The first Guy Noir segments aired in 1995 and were heavy on tongue-twisters and other wordplay. In early episodes of the series, Guy and his "friend" Pete (Walter Bobbie) would often get into fights and end up shooting each other. Both died many times. However, Pete appears to have died off for good.
Nowadays, Noir is a down-on-his-luck detective, who ends up taking odd jobs to get by, such as finding missing poodles. Thrown in with these plots tend to be references to current events. For example, in Nov. 2006, while waiting for a case, Noir contents himself by listening to parts of George W. Bush's post-mid-term election speech. Occasionally, political agents use him for hatchet work.
For the portion of A Prairie Home Companion's season that is performed outside of St. Paul, the setting of Noir's case usually involves the city that the program is visiting that week. In the same skit as the George W. Bush reference, Noir is flown to Hawaii to look for a missing Minnesotan. That week, the show was broadcast from Hawaii.
Recurring characters in the skits include: Sugar (Sue Scott), a romantic interest; Jimmy (Tim Russell), a bartender; and Wendell (Tom Keith), the boy who works at the deli around the corner.

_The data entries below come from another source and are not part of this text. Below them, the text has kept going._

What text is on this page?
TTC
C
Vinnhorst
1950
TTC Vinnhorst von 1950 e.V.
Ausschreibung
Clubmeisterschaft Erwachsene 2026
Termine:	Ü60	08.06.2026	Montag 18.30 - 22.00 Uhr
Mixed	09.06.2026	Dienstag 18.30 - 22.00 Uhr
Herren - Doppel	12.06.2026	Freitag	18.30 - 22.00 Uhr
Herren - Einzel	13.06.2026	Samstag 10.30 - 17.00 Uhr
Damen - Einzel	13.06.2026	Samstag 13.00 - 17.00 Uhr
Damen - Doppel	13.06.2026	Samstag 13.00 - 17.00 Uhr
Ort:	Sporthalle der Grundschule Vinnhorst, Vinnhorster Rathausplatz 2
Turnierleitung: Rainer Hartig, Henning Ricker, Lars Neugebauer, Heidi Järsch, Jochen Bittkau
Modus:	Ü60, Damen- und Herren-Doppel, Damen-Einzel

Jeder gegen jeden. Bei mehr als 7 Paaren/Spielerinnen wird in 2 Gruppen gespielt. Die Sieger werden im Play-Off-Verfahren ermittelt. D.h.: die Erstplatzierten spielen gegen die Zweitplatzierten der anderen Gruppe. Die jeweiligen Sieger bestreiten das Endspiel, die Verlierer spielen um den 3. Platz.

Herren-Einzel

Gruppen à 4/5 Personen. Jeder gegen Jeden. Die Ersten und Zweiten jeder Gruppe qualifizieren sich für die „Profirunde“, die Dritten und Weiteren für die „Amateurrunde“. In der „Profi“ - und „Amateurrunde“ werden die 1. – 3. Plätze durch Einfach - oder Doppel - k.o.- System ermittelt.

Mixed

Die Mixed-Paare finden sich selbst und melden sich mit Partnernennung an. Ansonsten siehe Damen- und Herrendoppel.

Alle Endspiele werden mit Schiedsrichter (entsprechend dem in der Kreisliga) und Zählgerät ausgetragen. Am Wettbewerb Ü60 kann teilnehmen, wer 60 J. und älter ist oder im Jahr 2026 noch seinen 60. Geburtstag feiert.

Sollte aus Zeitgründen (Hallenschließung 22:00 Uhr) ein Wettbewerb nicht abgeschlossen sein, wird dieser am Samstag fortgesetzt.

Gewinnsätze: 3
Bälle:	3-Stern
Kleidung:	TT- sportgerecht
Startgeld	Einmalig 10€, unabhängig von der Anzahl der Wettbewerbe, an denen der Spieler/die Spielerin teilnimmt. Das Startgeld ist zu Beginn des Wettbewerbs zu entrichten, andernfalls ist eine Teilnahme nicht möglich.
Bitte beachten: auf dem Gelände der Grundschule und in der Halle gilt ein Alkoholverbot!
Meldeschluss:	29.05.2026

Wendell's nasally pubescent voice and BLT sandwiches are always there for Noir, though his character is minor.[clarification needed]
Noir always seems to run into a beautiful, mysterious woman during the skits, part of the play on film noir movies. Jazzy saxophone music is played as Noir describes the beauty, sometimes to the point of absurdity. For example:
- She was tall, blonde, in jeans that looked sprayed on and a T-shirt so tight I could study her bone structure. I could see she wasn't from Duluth. There were no chinstrap marks on her neck, her hair hadn't been deformed by stocking caps, she didn't have that roll of fat around her middle—her midriff was as tight as the cap on a pickle jar.
- She was tall and long-legged and her blonde hair hung down sort of like what Beethoven had in mind when he wrote the Moonlight Sonata. She wore a knit sweater and jeans so tight it looked as if she'd been poured into them and forgot to say "When". When she moved, she seemed to undulate under her clothes in ways that took a man's mind off the state of the economy.
- She was tall and dark and so beautiful you wanted to just give her all your money right way and skip the preliminaries.